Netflix (NSDQ: NFLX) and Amazon (NSDQ: AMZN) may compete in online movie streaming – but the former plans to remain a customer of the latter even as the pair fight each other in global markets.
Netflix moved most of its operations to Amazon Web Services‘ (AWS) cloud-based infrastructure, after its data centres fell over in 2008 and exceeded capacity last fall with 37x 2010 growth in requests. Now it is even planning to move its remaining billing and payment systems over.
“Isn’t Amazon a competitor?,” Netflix’s cloud architect Adrian Cockcroft asked whilst giving this recent presentation. “We are a ‘poster child’ for the AWS architecture. Strategy – turn competitors in to partners.” Cockcroft said it “would be nice” to use another distributor but, for now, AWS is unbeatable; “maybe in two to three years”.
Amazon Instant Video competes with Netflix for movie and TV streaming.
Netflix yesterday told the investors from whom it has sought $400 million: “While the retail side of Amazon may compete with us, we do not believe that Amazon will use the AWS operation in such a manner as to gain competitive advantage against our service.” But it warned: “With the fact that we cannot easily switch our AWS operations to another cloud provider, any disruption of or interference with our use of AWS would impact our operations and our business would be adversely impacted.”
A content infrastructure like Amazon has assembled is vital to many digital media companies including Netflix. In the U.S., where a few of Netflix’s operations still rely on data centres, Netflix is the single biggest user of peak-time internet bandwidth, gobbling a third more bits and bytes than even the HTTP protocol over which web browsing occurs (source: Sandvine, spring 2011).
“AWS is the market leader and has been able to create a continuous and virtuous cycle,” Netflix’s engineering VP Kevin McEntee wrote earlier this year. “Netflix has benefited nicely from jumping on and riding that virtuous cycle.”
Having expanded to Canada and Latin America, Netflix now plans to launch in the UK and Ireland early in 2012 – a process that will involve considerable marketing and licensing costs that will push Netflix in to the red.

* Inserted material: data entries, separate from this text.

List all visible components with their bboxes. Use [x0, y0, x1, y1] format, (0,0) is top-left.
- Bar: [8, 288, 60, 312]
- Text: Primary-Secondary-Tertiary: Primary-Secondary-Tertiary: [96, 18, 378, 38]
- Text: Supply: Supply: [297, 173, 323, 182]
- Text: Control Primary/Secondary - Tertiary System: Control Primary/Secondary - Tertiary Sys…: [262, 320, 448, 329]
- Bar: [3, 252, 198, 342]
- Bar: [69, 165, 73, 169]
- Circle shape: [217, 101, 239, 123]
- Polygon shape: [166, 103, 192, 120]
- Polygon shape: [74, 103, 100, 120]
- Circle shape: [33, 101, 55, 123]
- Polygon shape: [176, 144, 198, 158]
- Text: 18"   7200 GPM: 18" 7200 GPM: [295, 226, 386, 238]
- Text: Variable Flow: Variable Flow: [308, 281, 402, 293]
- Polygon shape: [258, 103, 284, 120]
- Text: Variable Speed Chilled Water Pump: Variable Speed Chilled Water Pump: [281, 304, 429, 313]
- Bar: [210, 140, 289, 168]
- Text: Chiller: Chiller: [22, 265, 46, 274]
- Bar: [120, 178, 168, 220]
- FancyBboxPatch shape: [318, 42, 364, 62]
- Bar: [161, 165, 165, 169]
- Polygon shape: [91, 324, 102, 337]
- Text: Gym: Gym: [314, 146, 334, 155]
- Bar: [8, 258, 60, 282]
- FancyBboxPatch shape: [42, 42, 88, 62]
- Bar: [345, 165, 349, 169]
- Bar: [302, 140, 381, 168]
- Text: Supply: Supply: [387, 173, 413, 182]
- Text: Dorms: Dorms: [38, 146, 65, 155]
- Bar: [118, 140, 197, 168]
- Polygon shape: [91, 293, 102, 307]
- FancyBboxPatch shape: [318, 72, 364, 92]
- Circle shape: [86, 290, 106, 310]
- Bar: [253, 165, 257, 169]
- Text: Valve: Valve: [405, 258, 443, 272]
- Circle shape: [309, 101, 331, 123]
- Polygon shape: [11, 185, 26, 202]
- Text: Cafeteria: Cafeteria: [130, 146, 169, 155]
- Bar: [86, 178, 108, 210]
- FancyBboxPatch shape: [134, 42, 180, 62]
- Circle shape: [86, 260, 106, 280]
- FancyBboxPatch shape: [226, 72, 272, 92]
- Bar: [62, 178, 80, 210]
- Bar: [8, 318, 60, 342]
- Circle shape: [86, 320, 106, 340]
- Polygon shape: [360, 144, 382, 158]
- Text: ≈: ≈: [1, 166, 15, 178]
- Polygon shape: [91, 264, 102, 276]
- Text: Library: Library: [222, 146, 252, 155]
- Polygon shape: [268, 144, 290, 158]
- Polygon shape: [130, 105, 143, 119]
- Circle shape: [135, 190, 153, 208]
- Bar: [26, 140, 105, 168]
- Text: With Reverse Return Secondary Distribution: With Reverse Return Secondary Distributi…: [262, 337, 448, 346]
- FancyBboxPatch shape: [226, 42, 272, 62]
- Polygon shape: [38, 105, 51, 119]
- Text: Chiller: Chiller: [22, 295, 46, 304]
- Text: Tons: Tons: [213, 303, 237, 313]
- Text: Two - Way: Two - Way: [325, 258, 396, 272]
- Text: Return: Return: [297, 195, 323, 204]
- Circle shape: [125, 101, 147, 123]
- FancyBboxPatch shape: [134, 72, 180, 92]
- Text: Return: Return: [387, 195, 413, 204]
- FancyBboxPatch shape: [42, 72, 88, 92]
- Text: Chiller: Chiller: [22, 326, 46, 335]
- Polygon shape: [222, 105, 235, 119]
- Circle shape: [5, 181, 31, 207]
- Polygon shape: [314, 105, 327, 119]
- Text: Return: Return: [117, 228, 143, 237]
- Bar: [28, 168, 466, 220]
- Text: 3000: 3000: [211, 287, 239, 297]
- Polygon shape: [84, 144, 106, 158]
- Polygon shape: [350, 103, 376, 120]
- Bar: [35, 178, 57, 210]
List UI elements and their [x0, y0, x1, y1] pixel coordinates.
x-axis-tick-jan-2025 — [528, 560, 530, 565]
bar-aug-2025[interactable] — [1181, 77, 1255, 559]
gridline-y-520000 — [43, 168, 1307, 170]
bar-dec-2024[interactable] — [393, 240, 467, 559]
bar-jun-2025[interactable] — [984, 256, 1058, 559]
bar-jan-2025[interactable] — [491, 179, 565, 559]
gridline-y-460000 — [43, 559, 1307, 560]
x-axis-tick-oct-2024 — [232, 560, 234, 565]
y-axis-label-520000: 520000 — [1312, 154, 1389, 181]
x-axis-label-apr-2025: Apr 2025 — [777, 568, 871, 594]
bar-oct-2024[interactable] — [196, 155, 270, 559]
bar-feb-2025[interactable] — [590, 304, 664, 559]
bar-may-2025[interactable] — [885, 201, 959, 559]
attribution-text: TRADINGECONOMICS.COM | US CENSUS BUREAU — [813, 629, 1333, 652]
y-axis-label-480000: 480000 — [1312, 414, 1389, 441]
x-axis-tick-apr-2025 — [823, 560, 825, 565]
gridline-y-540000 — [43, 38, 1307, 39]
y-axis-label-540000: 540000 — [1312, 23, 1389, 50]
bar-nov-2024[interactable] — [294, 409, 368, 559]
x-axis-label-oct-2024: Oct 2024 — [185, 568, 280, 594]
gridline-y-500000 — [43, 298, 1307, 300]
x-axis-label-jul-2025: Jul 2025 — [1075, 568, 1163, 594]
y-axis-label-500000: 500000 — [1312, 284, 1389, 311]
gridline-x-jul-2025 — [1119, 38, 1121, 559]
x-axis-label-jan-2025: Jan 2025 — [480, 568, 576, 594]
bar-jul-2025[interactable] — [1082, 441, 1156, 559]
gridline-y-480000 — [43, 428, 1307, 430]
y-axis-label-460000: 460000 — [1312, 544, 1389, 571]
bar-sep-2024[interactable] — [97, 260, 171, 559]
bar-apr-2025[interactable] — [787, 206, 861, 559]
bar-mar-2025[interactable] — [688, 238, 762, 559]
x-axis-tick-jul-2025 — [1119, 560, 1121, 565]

Netflix’s Cockcroft likened the technical consideration of UK and Ireland roll-out to: “Take a Boeing 737 on a domestic flight, upgrade it to a 747 by adding more engines and fly it to Europe without landing on the way.”
Amazon does not yet offer online movies or TV in those countries, though it does own Lovefilm, which remains DVD-centric but may require rebranding.
Netflix employs more than 50 on cloud systems and says even AWS’ own outage earlier this year did not affect it. However, Cockcroft wrote earlier this year: “As we grow from a single Amazon region and three availability zones servicing the USA and Canada to being a worldwide service with dozens of availability zones, even with top engineers we simply won’t be able to scale our responses manually.
“While we do have some lessons learned and some improvements to make, we continue to be confident that this (Amazon) is the right strategy for us.”